Henry Fonda, who had no sea monsters outside of a decent-sized trout to deal with when he hung out On Golden Pond, plays Mr. Whitehead, the owner of a construction company and an almost completely pointless character! Ha ha, I suppose Mr. Fonda thought “Hmmm! Once Upon A Time in the West turned out pretty well! Maybe I’ll do another picture with these Italian fellows! Ha ha!” But Tentacles is not quite up to the level of the masterful Sergio Leone western, I’m afraid! Cesare Danova from Mean Streets carries most of Mr. Whitehead’s narrative burden anyway,  surreptitiously ordering the vibration-drilling experiments theorized to be the cause of the calamari’s murderous rage, and leaving the old man to play most of his scenes upbraiding people over the telephone!
I guess I’m kind of talking around the star of the picture, Tentacles himself! Well, I think that’s because he’s a bit of a disappointment! Most of the time we see what looks like a perfectly normal octopus, intercut with shots of people screaming, or bubbles coming from the mouths of divers! For one scene of boat destruction the filmmakers pull out a fake head that gets pushed though the water and frankly looks more like a swimming hippo than an octopus, and there appear to be a few fake appendages waving around here and there!
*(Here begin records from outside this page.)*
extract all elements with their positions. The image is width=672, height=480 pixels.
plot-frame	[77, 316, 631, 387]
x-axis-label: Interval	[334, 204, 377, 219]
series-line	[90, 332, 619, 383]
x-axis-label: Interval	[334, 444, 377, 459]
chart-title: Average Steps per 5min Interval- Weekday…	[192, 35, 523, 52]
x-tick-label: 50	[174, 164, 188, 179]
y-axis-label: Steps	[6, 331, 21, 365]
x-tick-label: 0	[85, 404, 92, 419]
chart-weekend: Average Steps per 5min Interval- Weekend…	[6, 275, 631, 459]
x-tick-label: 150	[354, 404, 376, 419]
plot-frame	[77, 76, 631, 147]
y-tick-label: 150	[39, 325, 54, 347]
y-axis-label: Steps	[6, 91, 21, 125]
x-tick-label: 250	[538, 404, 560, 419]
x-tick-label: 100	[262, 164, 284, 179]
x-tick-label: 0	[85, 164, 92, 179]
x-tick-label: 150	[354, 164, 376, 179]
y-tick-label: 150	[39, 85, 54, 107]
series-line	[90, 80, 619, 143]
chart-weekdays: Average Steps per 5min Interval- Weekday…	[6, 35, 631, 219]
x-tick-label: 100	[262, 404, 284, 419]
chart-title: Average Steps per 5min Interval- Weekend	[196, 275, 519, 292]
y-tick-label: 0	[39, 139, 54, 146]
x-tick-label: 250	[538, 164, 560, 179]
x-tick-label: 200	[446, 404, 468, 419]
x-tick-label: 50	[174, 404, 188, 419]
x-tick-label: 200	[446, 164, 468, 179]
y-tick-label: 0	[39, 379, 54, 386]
I wish they’d pulled off a good old-fashioned fake ‘pus, complete with clicking beak and eight arms to hold you! Carlo Rambaldi could have made a good one for them, I’m sure! They did pull off a few good moments involving Tentacles’s glaring angry-eyes, though!
The picture’s got that charming ESL atmosphere of so many offshore Italian productions (though Assonitis himself is Greek-Egyptian or something), some enjoyable wide-screen photography, and a little of that genuine seaside summer atmosphere that Jaws manages so well! Plus it’s got some laughs and some very weird performances from Huston and Winters! Bo Hopkins just looks a little embarrassed as he orates to his orcas before asking them to kill the octopus for him, which they do! Ha ha! I give Tentacles two fish standing on their heads!

2 comments:

  1. Winters was in The Visitor too, I think. Her career was very odd, but you can kind of see she was going where the money was and her tell-all memoirs gave her added camp appeal, but Henry Fonda was in a lot of baffling roles too in his later years. On Golden Pond was an anomaly, though would have been enlivened by a massive octopus. Or maybe the mutant bear from Prophecy? Ah, what might have been...

    ReplyDelete
    Replies
    1. Even a simple maniac machete killer would have done wonders for the entertainment value of On Golden Pond! The Prophecy creature might have been even better, good call!